Security issues happen, and one of them happened at Skytable last week. It began with my friend Martin writing a C# driver for Skytable. We were deep into discussing the implementation when he said that he wanted to include TLS as a part of the driver, which would obviously be an amazing thing to have.

So, we issued self-signed certificates and he started working on the TLS component for the driver (since I’m not a C# person in any way, I continued my work on the core codebase). About a while later he sent me a message and if I remember well, it said “Something really bad is happening when I try to send a TLS connection.”

I initially thought it was a Windows issue because he was using .NET on a Windows machine and we’ve had all kinds of funky issues in the past with Windows machines (especially the slow release of file locks which caused many crashes). I asked if he could reproduce it on his machine, and he could. I asked him to send over the source code which he did almost immediately.

Because I haven’t hit the ground with C# for a while, I had to set up the .NET framework on my machine and set up the breaking environment. So, the moment came – and I started the database server and then ran dotnet run – and I was wonderstruck to see the server just exiting gracefully, even without an error message!

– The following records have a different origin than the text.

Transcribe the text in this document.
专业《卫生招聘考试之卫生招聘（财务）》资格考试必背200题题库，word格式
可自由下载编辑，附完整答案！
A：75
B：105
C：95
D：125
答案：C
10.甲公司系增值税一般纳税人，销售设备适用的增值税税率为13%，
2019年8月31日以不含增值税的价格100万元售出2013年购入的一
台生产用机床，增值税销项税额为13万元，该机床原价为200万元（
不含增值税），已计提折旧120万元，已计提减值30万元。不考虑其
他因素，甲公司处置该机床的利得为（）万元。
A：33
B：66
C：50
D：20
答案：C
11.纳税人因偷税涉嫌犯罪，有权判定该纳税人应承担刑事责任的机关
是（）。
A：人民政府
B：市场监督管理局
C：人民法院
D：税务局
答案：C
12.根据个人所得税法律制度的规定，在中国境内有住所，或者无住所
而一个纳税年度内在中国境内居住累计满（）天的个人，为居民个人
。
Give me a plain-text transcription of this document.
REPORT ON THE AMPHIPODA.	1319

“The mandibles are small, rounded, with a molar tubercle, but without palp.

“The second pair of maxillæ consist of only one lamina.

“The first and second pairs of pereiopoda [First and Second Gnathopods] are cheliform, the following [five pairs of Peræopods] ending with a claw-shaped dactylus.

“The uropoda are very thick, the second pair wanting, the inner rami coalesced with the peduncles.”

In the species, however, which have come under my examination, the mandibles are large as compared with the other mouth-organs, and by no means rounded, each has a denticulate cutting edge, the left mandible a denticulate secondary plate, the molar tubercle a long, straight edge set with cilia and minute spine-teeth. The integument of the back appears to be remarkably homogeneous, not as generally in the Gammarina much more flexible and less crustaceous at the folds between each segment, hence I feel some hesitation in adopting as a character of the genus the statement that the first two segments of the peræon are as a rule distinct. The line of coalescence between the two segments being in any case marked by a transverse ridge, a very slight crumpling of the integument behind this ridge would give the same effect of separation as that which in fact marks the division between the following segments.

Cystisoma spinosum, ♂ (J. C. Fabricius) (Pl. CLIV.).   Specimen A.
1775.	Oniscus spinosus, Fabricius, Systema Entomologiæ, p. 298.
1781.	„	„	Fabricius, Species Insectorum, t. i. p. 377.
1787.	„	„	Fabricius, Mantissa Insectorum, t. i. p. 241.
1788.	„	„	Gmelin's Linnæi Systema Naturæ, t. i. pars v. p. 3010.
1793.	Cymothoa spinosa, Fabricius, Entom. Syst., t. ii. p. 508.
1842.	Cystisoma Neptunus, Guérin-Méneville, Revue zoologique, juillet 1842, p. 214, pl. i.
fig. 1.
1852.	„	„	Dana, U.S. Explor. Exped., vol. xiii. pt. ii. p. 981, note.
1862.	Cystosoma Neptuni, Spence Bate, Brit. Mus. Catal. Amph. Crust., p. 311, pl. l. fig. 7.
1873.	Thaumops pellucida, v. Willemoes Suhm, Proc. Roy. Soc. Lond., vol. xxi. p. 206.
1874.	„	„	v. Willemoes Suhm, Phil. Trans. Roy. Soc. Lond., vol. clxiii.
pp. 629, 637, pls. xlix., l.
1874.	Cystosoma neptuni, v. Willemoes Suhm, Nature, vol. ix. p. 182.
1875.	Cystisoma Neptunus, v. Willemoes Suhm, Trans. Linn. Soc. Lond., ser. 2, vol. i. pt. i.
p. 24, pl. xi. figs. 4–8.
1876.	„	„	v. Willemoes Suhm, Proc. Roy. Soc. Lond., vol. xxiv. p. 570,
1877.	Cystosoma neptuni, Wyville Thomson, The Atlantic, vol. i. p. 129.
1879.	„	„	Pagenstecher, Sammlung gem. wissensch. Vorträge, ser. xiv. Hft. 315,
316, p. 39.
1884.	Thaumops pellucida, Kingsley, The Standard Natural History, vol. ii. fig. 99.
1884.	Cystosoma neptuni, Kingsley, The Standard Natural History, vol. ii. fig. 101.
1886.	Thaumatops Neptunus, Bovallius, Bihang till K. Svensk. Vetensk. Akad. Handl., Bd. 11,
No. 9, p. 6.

So, this was definitely not a Windows issue – but we were doing something wrong! Now we got our hands deep into traces – to find out what exactly was happening. Looking at the first few logs, things weren’t immediately clear. So I added an extreme level of logging, even in the destructors and the start/end of function calls. This is when I discovered something funny happening – the connection loop terminated on its own! Shortly, I discovered the erroneous logic – a return that was to be ignored was being propagated resulting in erroneous control flow. So now, immediately realizing that this was a possible DoS attack vector – I quickly proceeded to treat it as per our security policy.

Impact analysis

Daniel asked me a good question – who exactly is affected by this vulnerability? Here’s the (longform) answer. Almost every application architecture has the following general layout:

Architecture

Here, the clients can never have direct connection to the database servers, and this is always the correct thing to do: you never want to expose your database servers to the outside world. Even if your app and database are running on the same machine, you should always firewall your database port.

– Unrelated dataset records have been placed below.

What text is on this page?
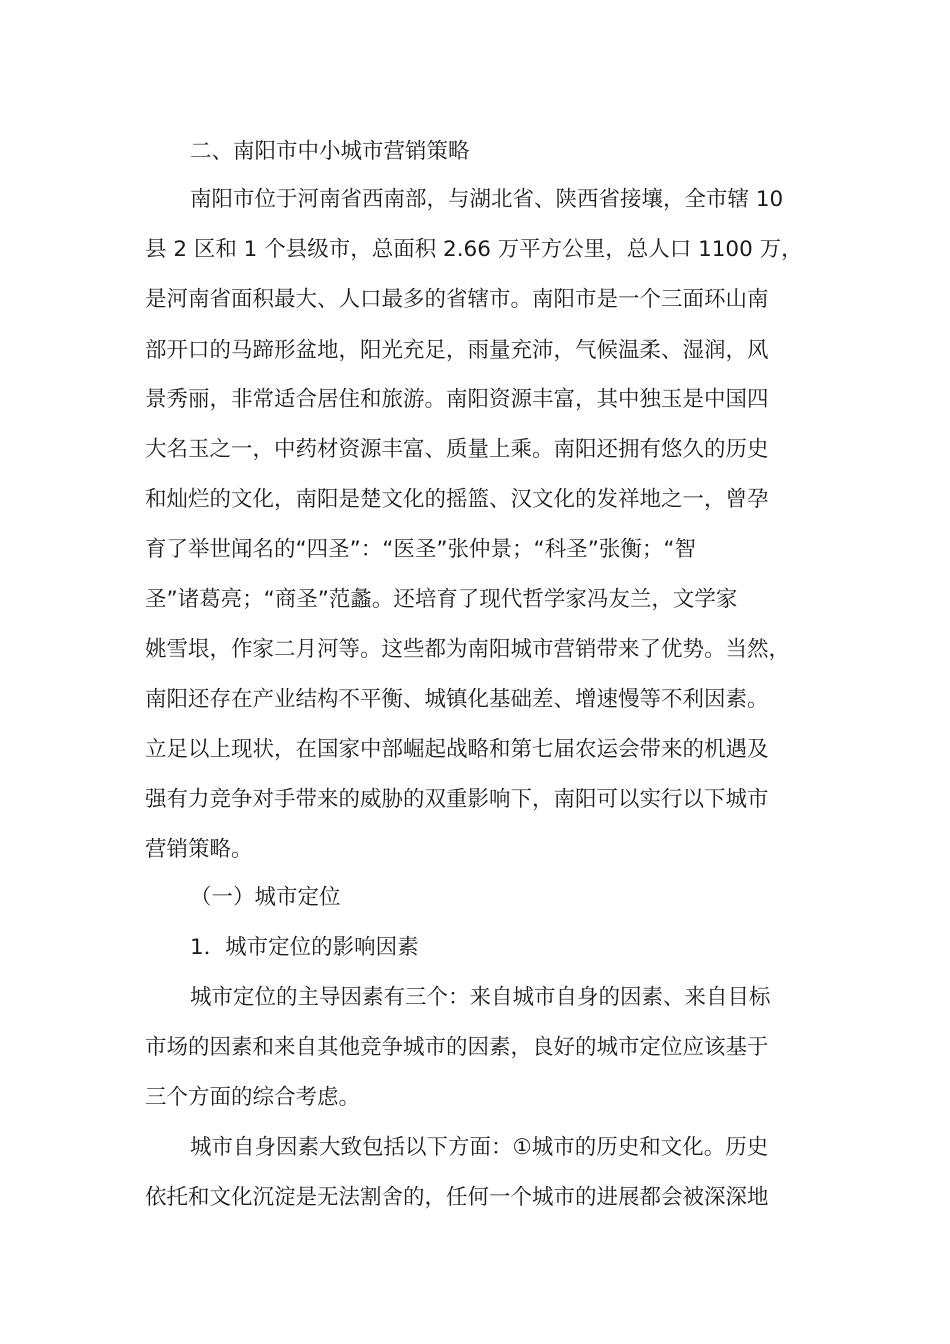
二、南阳市中小城市营销策略
南阳市位于河南省西南部，与湖北省、陕西省接壤，全市辖 10
县 2 区和 1 个县级市，总面积 2.66 万平方公里，总人口 1100 万，
是河南省面积最大、人口最多的省辖市。南阳市是一个三面环山南
部开口的马蹄形盆地，阳光充足，雨量充沛，气候温柔、湿润，风
景秀丽，非常适合居住和旅游。南阳资源丰富，其中独玉是中国四
大名玉之一，中药材资源丰富、质量上乘。南阳还拥有悠久的历史
和灿烂的文化，南阳是楚文化的摇篮、汉文化的发祥地之一，曾孕
育了举世闻名的“四圣”：“医圣”张仲景；“科圣”张衡；“智
圣”诸葛亮；“商圣”范蠡。还培育了现代哲学家冯友兰，文学家
姚雪垠，作家二月河等。这些都为南阳城市营销带来了优势。当然，
南阳还存在产业结构不平衡、城镇化基础差、增速慢等不利因素。
立足以上现状，在国家中部崛起战略和第七届农运会带来的机遇及
强有力竞争对手带来的威胁的双重影响下，南阳可以实行以下城市
营销策略。
（一）城市定位
1．城市定位的影响因素
城市定位的主导因素有三个：来自城市自身的因素、来自目标
市场的因素和来自其他竞争城市的因素，良好的城市定位应该基于
三个方面的综合考虑。
城市自身因素大致包括以下方面：①城市的历史和文化。历史
依托和文化沉淀是无法割舍的，任何一个城市的进展都会被深深地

If this is your architecture, you will never be impacted by this vulnerability.

However, if your architecture involves directly exposing your database server to the world, which is generally not a need (but more of a mistake at times) – then you may be impacted by this vulnerability. At the time of discovery, the most easily exploitable method was to use the TLS component and make the client send no certificates. The other sophisticated attack was to build a specially crafted TCP packet that triggered the application layer backoff algorithm. For the purposes of brevity, we will not discuss them here.

Quick FAQ

1: So I won’t be impacted if my database servers are hidden from the outside world and only accessible to my application servers? Correct

2: Will using this exploit lead to leakage of personal data or confidential data from my database? No. This is only a DoS attack and does not involve any such exposure

Final notes

If you haven’t already, upgrade to the latest release which has this vulnerability patched (backport) or use this patch: CVE-2021-37625.patch. You can take a look at the official report on the CVE list. Finally, from our information collection and analysis, we conclude that this vulnerability has not been exploited in the wild and you can be sure that we take security issues with the highest level of priority.